I - Rapprochement de l'avocat et de l'entreprise : champ actuel d'intervention de l'avocat au sein de l'entreprise et perspectives
En France, la profession d'avocat a, toujours, été conçue comme "extérieure" à l'entreprise : l'avocat a pour mission la défense des intérêts de son client en toute indépendance. C'est au nom de cette dernière, qu'il a été choisi de réduire au minimum les liens pouvant exister entre un avocat et une entreprise : l'avocat ne peut pas bénéficier d'un contrat de travail au sein d'une société autre que celle ayant pour objet l'exercice de sa profession et il est soumis à de nombreuses interdictions strictes quant à l'exercice des mandats sociaux. Aujourd'hui, si un avocat souhaite rejoindre une entreprise, il est "omis" du barreau, son statut étant, en quelque sorte, mis entre parenthèse.
Néanmoins, la société change et les mentalités évoluent. La profession a pris conscience des inconvénients d'une telle exclusion et souhaite, naturellement, investir ce nouveau terrain, à l'image de ce qui existe dans les systèmes juridiques étrangers. Et bien que les avocats souffrent, encore, de certains préjugés ("empêcheurs de tourner en rond", "annonciateurs de contentieux"...) (1), la porte semble sur le point de s'ouvrir. Le rapport de la commission "Darrois" propose la création du statut d'avocat en entreprise, qui s'inspire, fortement, de la conception anglo-saxonne (il n'existe pas de distinction statutaire ni sémantique entre le lawyer exerçant en cabinet et celui exerçant en entreprise).

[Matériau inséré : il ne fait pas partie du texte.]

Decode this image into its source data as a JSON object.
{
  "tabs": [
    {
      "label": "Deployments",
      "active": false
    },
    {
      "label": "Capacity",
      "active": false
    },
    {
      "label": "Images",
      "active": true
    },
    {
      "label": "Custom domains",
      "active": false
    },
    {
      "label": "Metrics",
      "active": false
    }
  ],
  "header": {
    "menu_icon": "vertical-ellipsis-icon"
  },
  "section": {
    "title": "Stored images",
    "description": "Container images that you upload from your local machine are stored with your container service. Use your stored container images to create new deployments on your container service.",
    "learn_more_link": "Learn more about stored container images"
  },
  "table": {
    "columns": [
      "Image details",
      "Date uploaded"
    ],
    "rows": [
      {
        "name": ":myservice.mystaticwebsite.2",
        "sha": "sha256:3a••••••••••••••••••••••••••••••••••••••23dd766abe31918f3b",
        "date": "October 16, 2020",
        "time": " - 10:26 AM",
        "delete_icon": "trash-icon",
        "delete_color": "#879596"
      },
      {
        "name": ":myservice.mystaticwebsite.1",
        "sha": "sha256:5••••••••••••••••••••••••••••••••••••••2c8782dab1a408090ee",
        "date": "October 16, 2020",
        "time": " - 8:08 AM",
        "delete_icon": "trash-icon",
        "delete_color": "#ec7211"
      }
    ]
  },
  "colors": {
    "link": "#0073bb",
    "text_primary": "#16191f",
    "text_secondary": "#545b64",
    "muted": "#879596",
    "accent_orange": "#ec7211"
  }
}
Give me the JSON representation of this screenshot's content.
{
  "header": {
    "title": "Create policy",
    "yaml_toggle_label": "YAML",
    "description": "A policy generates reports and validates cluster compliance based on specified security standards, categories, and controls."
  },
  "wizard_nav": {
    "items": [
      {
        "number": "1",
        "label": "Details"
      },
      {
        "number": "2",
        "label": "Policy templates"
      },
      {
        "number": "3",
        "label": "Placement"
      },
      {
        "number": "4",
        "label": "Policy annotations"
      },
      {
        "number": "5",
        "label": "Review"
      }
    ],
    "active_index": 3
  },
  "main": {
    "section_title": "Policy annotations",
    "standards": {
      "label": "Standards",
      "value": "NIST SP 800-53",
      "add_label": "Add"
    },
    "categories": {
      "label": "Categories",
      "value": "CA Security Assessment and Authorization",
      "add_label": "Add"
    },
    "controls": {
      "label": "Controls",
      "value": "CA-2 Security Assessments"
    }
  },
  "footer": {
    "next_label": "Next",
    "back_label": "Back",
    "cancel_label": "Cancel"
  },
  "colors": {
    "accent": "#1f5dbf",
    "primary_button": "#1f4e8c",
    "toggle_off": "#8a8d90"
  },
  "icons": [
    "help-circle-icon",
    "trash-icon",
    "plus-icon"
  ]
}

Dans les grandes lignes, le statut serait ouvert à tout juriste titulaire du certificat d'aptitude à la profession d'avocat (CAPA), qui souhaiterait travailler en tant que salarié au sein d'une entreprise, le maintien du statut d'avocat étant subordonné au consentement de l'employeur. L'avocat en entreprise n'aurait pas la possibilité de plaider pour le compte de son entreprise et ne pourrait pas développer une activité libérale avec une clientèle personnelle.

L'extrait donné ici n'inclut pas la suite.